MARATHON, TEXAS. Marathon, the second-largest town in Brewster County, is located on the Southern Pacific Railroad at the intersection of U.S. highways 90 and 385, twenty-six miles southeast of Alpine in the northern part of the county. The town was founded when the Galveston, Harrisburg and San Antonio Railway built across what was then part of Presidio County. A crew building east from El Paso reached the townsite in March 1882.
At that time the area had already attracted a few settlers. Among the first were two brothers from San Antonio, Solomon and Mayer Halff, who established the headquarters of their Circle Dot Ranch near Peña Colorado Springs, four miles southwest of the townsite. In 1879 the Halffs leased part of their land to the federal government for the establishment of Camp Peña Colorado, which became the local center of population before the railroad.
Capt. Albion E. Shepard, a former sea captain who had worked as a surveyor for the railroad, bought land in the area on March 10, 1882, and established the Iron Mountain Ranch, north of the site of future Marathon. When he applied for a post office in September 1882, he estimated that the local population was about 130 and "increasing rapidly." A post office was established there on February 13, 1883. Shepard named the site Marathon because its terrain reminded him of the plains of Marathon, Greece.
In 1911, with the threat of raids from across the Rio Grande during the Mexican Revolution, Marathon became the local center of military operations.
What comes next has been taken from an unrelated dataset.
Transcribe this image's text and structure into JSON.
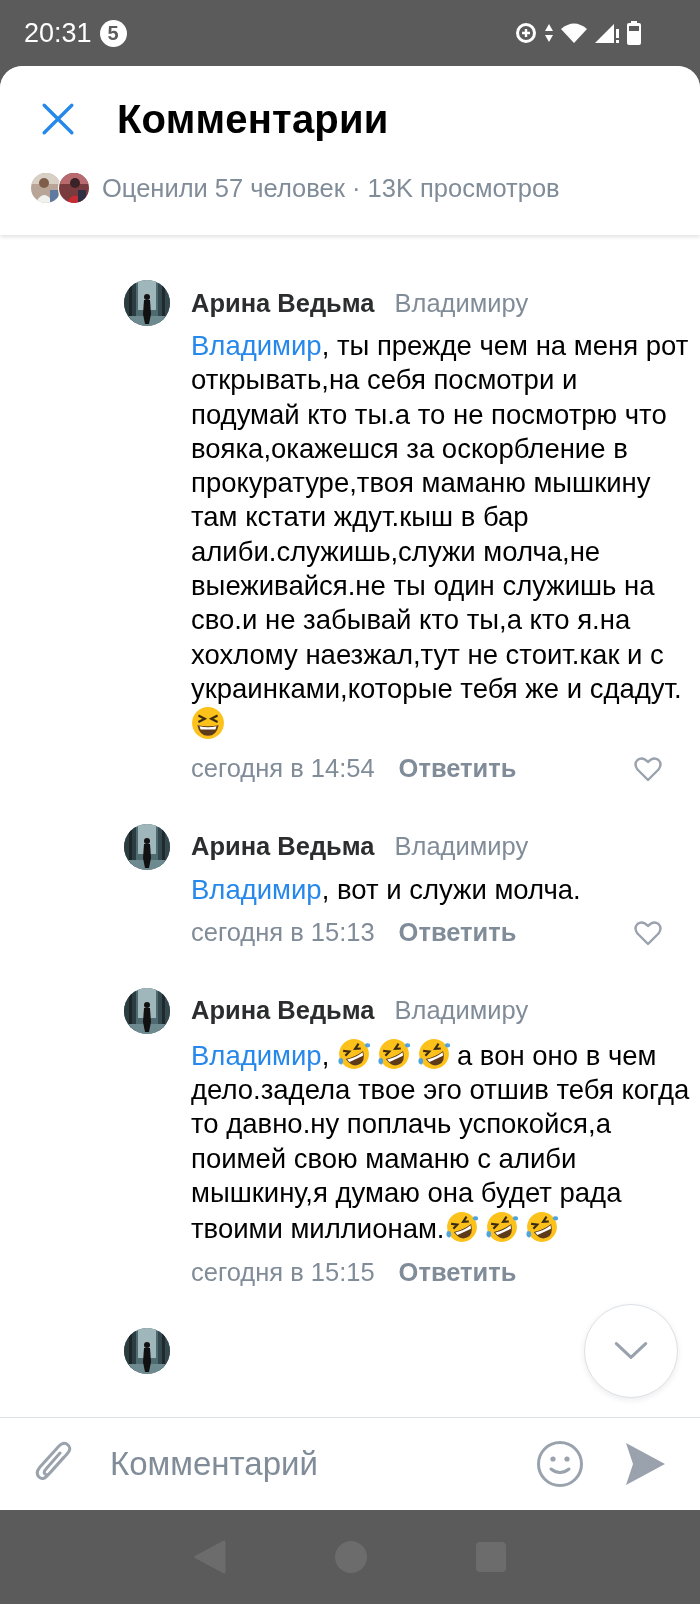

Capt. Douglas MacArthur's company was the first to arrive at Marathon, under a special order that authorized the movement of United States Army troops into Texas to aid the civil authorities in maintaining order. MacArthur's company was replaced by troops under Lt. George S. Patton.
In 1990 the Bailey Fluorspar Company was the only industry operating in Marathon. The town was still a center of the local ranching industry, however, thanks to its location on the Southern Pacific. Marathon is also the principal gateway to Big Bend National Park, thirty-six miles south, for tourists coming from the north on U.S. Highway 385 or from the east on U.S. Highway 90. The population was 800 in 1990.